Is Behaviorism Still Relevant?


Many people have heard of B.F. Skinner.

His name has been referenced countless times in popular television shows and movies. And although the field of psychology, as both a profession and a scientific area of study, has moved on to other paradigms and theories, there remains a kernel of truth in Skinner’s work that is sometimes difficult to ignore.

Behaviorism didn’t originate with Skinner, but his take on it garnered fame and respect. Other noteworthy behaviorists—John B. Watson and Ivan Pavlov—also made major contributions to this area of psychology as well. Whereas Watson and Pavlov focused more on so-called “classical conditioning,” Skinner focused on “operant conditioning.” The former, classical conditioning, remains associated with inputs (“stimuli”) and outputs (“responses”) that shape behavior and involves an element of association. Operant conditioning, on the other hand, too, involves shaping behavior, but it has more to do with rewards, punishments, and reinforces, although this remains a simplified explanation.

“Goodbye, Freud!”

Prior to the 1920s and 1930s, psychology was dominated by the field’s founding father, Sigmund Freud, and his psychoanalytic theory. Solely focused on the subconscious mind and sexual repression, psychoanalysis began to stagnate, and some individuals began to focus on observable effects rather than ephemeral concepts such as “mind” and the “id,” “ego,” and “superego”—to use Freudian parlance. Some psychologists such as Skinner went in the other direction: Rather than study unobservable mental phenomenon, he and others decided to solely focus on that they can see.

An individual’s behavior.

And so began behaviorism as a subcategory within psychology. Skinner and his associates traded, some would argue, the Freudian orthodoxy for their own. For Skinner especially, it was all about reinforcers, punishments and rewards, inputs and outputs, and nothing else. He even referred to the human mind as a “black box,” meaning it would remain unknown, and since thoughts could not be directly observed, why waste one’s time worrying about it? All that mattered, from a Skinnerian perspective, was what one could directly observed, like an individual’s behavior.

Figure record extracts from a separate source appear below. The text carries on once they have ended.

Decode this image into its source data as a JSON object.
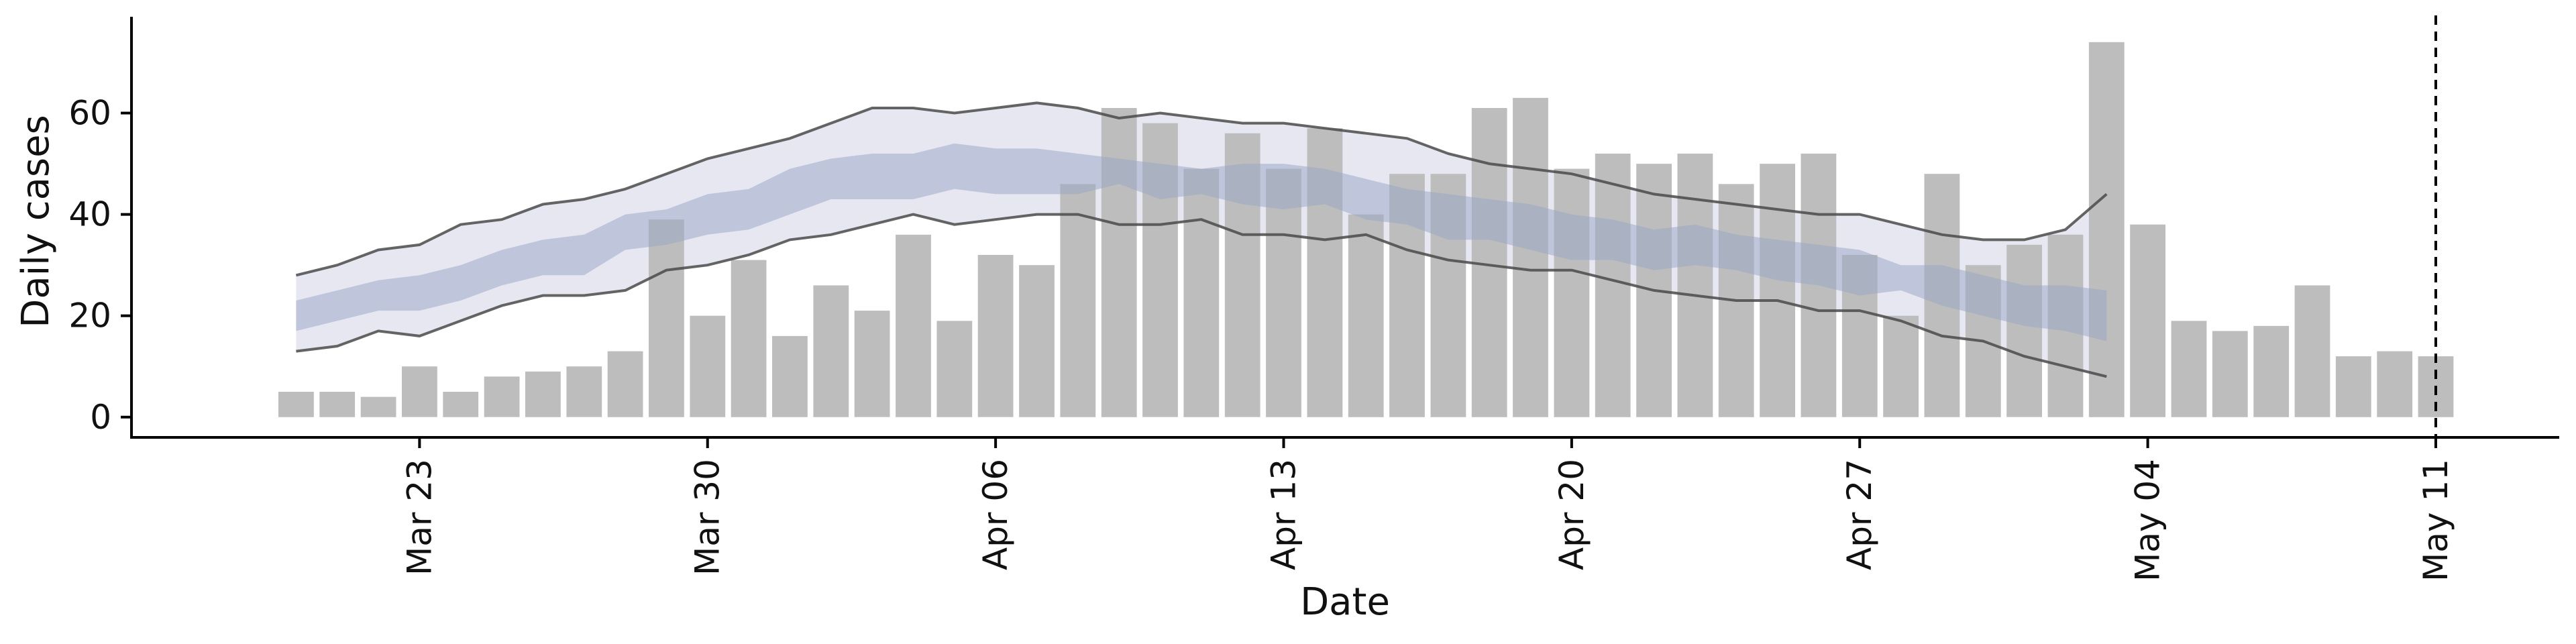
{
  "chart_data": {
    "type": "bar",
    "title": "",
    "xlabel": "Date",
    "ylabel": "Daily cases",
    "ylim": [
      -4,
      79
    ],
    "yticks": [
      0,
      20,
      40,
      60
    ],
    "xlim": [
      "2020-03-16",
      "2020-05-14"
    ],
    "xticks": [
      {
        "date": "2020-03-23",
        "label": "Mar 23"
      },
      {
        "date": "2020-03-30",
        "label": "Mar 30"
      },
      {
        "date": "2020-04-06",
        "label": "Apr 06"
      },
      {
        "date": "2020-04-13",
        "label": "Apr 13"
      },
      {
        "date": "2020-04-20",
        "label": "Apr 20"
      },
      {
        "date": "2020-04-27",
        "label": "Apr 27"
      },
      {
        "date": "2020-05-04",
        "label": "May 04"
      },
      {
        "date": "2020-05-11",
        "label": "May 11"
      }
    ],
    "grid": false,
    "vline": {
      "date": "2020-05-11",
      "style": "dashed",
      "color": "#000000"
    },
    "colors": {
      "bars": "#bdbdbd",
      "outer_band": "#c9cadf",
      "inner_band": "#97a6c6",
      "band_edge": "#4a4a4a",
      "axis": "#000000"
    },
    "bars": {
      "start_date": "2020-03-20",
      "values": [
        5,
        5,
        4,
        10,
        5,
        8,
        9,
        10,
        13,
        39,
        20,
        31,
        16,
        26,
        21,
        36,
        19,
        32,
        30,
        46,
        61,
        58,
        49,
        56,
        49,
        57,
        40,
        48,
        48,
        61,
        63,
        49,
        52,
        50,
        52,
        46,
        50,
        52,
        32,
        20,
        48,
        30,
        34,
        36,
        74,
        38,
        19,
        17,
        18,
        26,
        12,
        13,
        12
      ]
    },
    "bands": {
      "start_date": "2020-03-20",
      "outer_upper": [
        28,
        30,
        33,
        34,
        38,
        39,
        42,
        43,
        45,
        48,
        51,
        53,
        55,
        58,
        61,
        61,
        60,
        61,
        62,
        61,
        59,
        60,
        59,
        58,
        58,
        57,
        56,
        55,
        52,
        50,
        49,
        48,
        46,
        44,
        43,
        42,
        41,
        40,
        40,
        38,
        36,
        35,
        35,
        37,
        44
      ],
      "outer_lower": [
        13,
        14,
        17,
        16,
        19,
        22,
        24,
        24,
        25,
        29,
        30,
        32,
        35,
        36,
        38,
        40,
        38,
        39,
        40,
        40,
        38,
        38,
        39,
        36,
        36,
        35,
        36,
        33,
        31,
        30,
        29,
        29,
        27,
        25,
        24,
        23,
        23,
        21,
        21,
        19,
        16,
        15,
        12,
        10,
        8
      ],
      "inner_upper": [
        23,
        25,
        27,
        28,
        30,
        33,
        35,
        36,
        40,
        41,
        44,
        45,
        49,
        51,
        52,
        52,
        54,
        53,
        53,
        52,
        51,
        50,
        49,
        50,
        50,
        49,
        47,
        45,
        44,
        43,
        42,
        40,
        39,
        37,
        38,
        36,
        35,
        34,
        33,
        30,
        30,
        28,
        26,
        26,
        25
      ],
      "inner_lower": [
        17,
        19,
        21,
        21,
        23,
        26,
        28,
        28,
        33,
        34,
        36,
        37,
        40,
        43,
        43,
        43,
        45,
        44,
        44,
        44,
        46,
        43,
        44,
        42,
        41,
        42,
        39,
        38,
        35,
        35,
        33,
        31,
        31,
        29,
        30,
        29,
        27,
        26,
        24,
        25,
        22,
        20,
        18,
        17,
        15
      ]
    }
  }
}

By the middle decades of the 20th Century, Freud was out, and Skinner’s behaviorism was in.

Problems with Skinner

Not everyone remained happy with Skinner’s bold new ideas, however. Behaviorism, like the psychoanalysis that it replaced, began to show some cracks. One of the major challenges to Skinner’s behaviorist orthodoxy came from an unknown linguist at the time, Noam Chomsky. Chomsky, who later became famous worldwide for his political writings and activism, found Skinner’s explanation of human language and its development wholly inadequate. Chomsky’s Syntactic Structures, published in the 1950s, attacked Skinner’s explanation for human language as something more than the product of reinforcers and launched an entirely new field of psychology, cognitivism. In one swoop, the king was overthrown, and a new “cognitive revolution” had arrived. Like the psychoanalysis he replaced, Skinner’s ideas began to fall out of favor quickly.

Skinner Today

Although few psychologists accept Skinner’s behaviorism as a complete theory of human nature, some of this ideas remain relevant. Most undergraduate psychology majors, for example, cannot pass an introductory course without knowing about Skinner and behaviorism. As noted from the outset, his ideas still survive in popular culture, too.

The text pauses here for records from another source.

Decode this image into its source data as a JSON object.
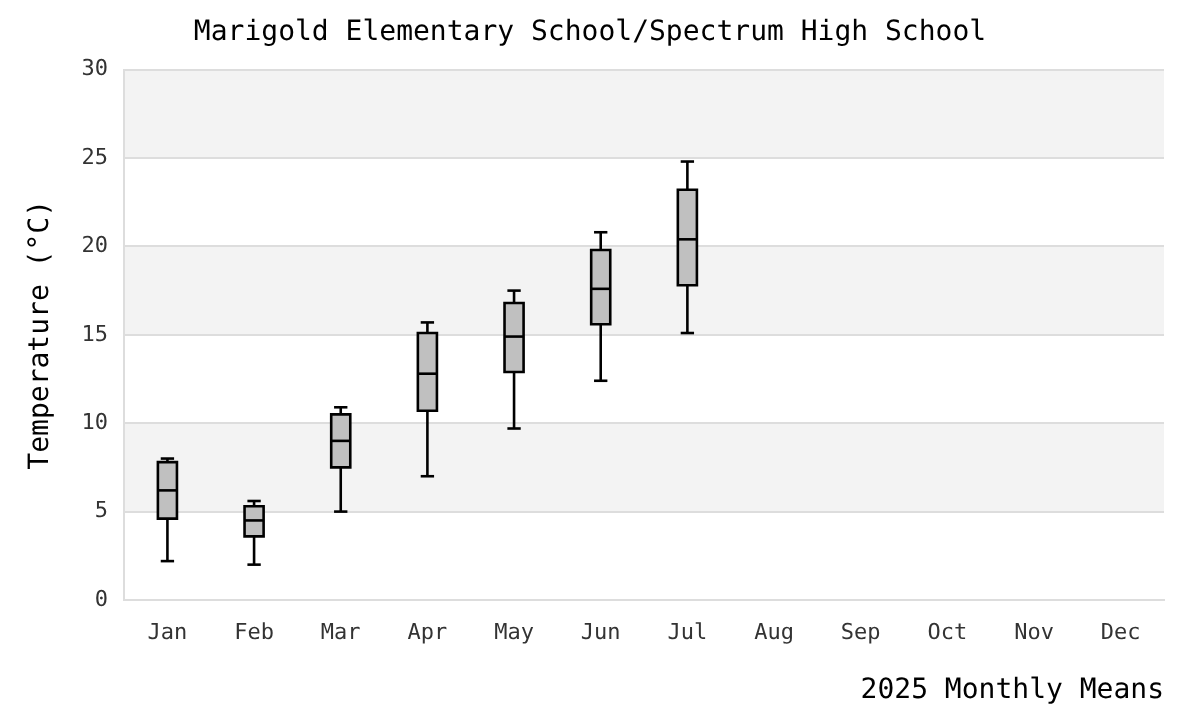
{
  "chart_data": {
    "type": "box",
    "title": "Marigold Elementary School/Spectrum High School",
    "xlabel": "2025 Monthly Means",
    "ylabel": "Temperature (°C)",
    "categories": [
      "Jan",
      "Feb",
      "Mar",
      "Apr",
      "May",
      "Jun",
      "Jul",
      "Aug",
      "Sep",
      "Oct",
      "Nov",
      "Dec"
    ],
    "boxes": [
      {
        "low": 2.2,
        "q1": 4.6,
        "median": 6.2,
        "q3": 7.8,
        "high": 8.0
      },
      {
        "low": 2.0,
        "q1": 3.6,
        "median": 4.5,
        "q3": 5.3,
        "high": 5.6
      },
      {
        "low": 5.0,
        "q1": 7.5,
        "median": 9.0,
        "q3": 10.5,
        "high": 10.9
      },
      {
        "low": 7.0,
        "q1": 10.7,
        "median": 12.8,
        "q3": 15.1,
        "high": 15.7
      },
      {
        "low": 9.7,
        "q1": 12.9,
        "median": 14.9,
        "q3": 16.8,
        "high": 17.5
      },
      {
        "low": 12.4,
        "q1": 15.6,
        "median": 17.6,
        "q3": 19.8,
        "high": 20.8
      },
      {
        "low": 15.1,
        "q1": 17.8,
        "median": 20.4,
        "q3": 23.2,
        "high": 24.8
      },
      null,
      null,
      null,
      null,
      null
    ],
    "color": "#c0c0c0",
    "ylim": [
      0,
      30
    ],
    "yticks": [
      0,
      5,
      10,
      15,
      20,
      25,
      30
    ],
    "grid": true
  }
}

A few areas where behaviorism remains interesting is in things like gambling and dieting. Psychologists recognize, for instance, that gambling is a form of operant conditioning. The gambler is rewarded randomly at times, and those “rewards” reinforce the gambling behavior. In other words, winning a little bit of money from time to time is enough justification to keep playing. Dieting, too, reeks of behaviorist theory. Individuals often gain pleasure from consuming high-calorie, sweet- and fat-based foods. And although the science of dieting is complex, positive and negative reinforcers play a role, which is why most people prefer food that tastes “good.” Eating a banana spit once—and gaining pleasure from it—reinforces the individual to seek out similar (or the same) sweets the next time. In gambling as in ice cream, reinforcing unhealthy behaviors may be a bad idea.

So, although contemporary cognitive scientists and psychologists may disagree with some of Skinner’s assertions, he has not been completely banished to the historical trash can of bad ideas. Indeed, although behaviorism fails to, in general, explain the mind and its workings, it still does a pretty good job explaining why people continue to lose money at slots or continue eating junk food . . . even when we understand that those behaviors may not be good for us.

References:

Jarrett, C. (2011). 30-second psychology: The 50 most thought-provoking psychology theories, each explained in half a minute. Sydney: Murdoch Books.